Que ce soit à la Nouvelle-Orléans, où la consolidation des digues n’avait pas été réalisée, que ce soit à Fukushima, il y a des défaillances humaines dans ces deux catastrophes majeures. La démocratie de délégation veut que l’on charge des groupes ou sociétés d’exploitation de s’occuper d’un secteur à notre place. Aucun citoyen n’a le temps ni les connaissances pour s’occuper de tout ce qui concerne sa ville ou son pays. La délégation est donc nécessaire. Soit ce sont des sociétés privées qui sont chargée du travail, soit c’est l’Etat. Les sociétés font du profit. C’est normal. Pas plus qu’un individu une société ne peut travailler en perdant plus d’argent qu’elle n’en gagne. Un paysan sème 1’000 grains de blés dans l’espoir d’en récolter 10’000 ou plus.

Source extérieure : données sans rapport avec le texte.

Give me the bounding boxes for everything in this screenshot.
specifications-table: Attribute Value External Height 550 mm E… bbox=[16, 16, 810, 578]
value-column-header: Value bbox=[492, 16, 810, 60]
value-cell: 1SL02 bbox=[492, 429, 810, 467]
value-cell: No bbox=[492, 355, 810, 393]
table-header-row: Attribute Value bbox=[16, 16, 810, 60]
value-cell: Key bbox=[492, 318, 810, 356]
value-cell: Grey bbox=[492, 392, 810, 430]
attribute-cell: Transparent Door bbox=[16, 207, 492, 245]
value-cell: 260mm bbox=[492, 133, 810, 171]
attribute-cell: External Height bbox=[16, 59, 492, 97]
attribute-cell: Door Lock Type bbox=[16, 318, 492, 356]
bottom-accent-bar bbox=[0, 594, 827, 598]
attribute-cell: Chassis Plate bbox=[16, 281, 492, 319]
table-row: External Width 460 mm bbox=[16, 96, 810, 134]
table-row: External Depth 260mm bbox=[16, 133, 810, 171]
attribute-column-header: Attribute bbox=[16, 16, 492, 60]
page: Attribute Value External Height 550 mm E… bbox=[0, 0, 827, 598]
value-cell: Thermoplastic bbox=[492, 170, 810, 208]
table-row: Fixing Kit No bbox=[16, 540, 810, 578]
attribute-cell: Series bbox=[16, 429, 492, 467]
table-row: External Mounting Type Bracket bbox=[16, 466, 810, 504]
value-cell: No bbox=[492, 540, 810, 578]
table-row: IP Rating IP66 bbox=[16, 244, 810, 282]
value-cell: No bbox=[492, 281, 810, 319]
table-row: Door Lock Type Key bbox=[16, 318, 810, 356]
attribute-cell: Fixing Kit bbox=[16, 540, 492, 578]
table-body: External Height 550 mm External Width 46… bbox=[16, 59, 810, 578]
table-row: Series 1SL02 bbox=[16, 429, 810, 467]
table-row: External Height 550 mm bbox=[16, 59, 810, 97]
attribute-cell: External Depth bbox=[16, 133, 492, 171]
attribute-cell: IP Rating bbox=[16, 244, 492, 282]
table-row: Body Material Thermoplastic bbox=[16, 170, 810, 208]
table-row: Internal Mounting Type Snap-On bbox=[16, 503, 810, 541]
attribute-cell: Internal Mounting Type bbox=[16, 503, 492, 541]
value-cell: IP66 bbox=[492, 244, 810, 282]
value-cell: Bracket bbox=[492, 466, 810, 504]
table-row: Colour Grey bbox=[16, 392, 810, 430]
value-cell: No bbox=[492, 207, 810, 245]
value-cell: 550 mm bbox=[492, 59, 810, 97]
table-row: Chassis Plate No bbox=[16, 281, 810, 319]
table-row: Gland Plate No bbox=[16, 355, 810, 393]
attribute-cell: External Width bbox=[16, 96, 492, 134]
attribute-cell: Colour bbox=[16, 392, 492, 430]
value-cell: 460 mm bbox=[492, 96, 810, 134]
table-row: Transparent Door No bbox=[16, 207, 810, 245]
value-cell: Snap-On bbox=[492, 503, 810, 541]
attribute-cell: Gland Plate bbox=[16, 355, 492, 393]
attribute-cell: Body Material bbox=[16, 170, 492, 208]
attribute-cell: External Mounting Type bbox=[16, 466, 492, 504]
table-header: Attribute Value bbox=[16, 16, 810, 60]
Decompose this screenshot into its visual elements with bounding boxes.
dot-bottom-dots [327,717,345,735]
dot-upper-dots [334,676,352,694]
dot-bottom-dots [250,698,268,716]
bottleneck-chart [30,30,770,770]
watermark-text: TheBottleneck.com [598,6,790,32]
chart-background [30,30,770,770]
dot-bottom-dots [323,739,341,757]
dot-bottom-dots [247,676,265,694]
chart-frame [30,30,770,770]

A défaut de tout savoir les citoyens comptent donc sur l’intégrité des groupes en charge d’une responsabilité. C’est indispensable pour qu’un rapport de confiance s’établisse et que la sécurité des humains soit assurée. Dans les catastrophes récentes je n’incriminerais pas tant la recherche du profit en tant que tel que le manque d’intégrité de certains humains ou groupes, et leur cupidité, ou leur désintérêt pour la collectivité qui les a mandatés.
Les récentes catastrophes nous incitent entre autres à augmenter le volume des débats sur les sujets de société et à demander plus de rigueur et d’intégrité de la part de ceux qui reçoivent une délégation.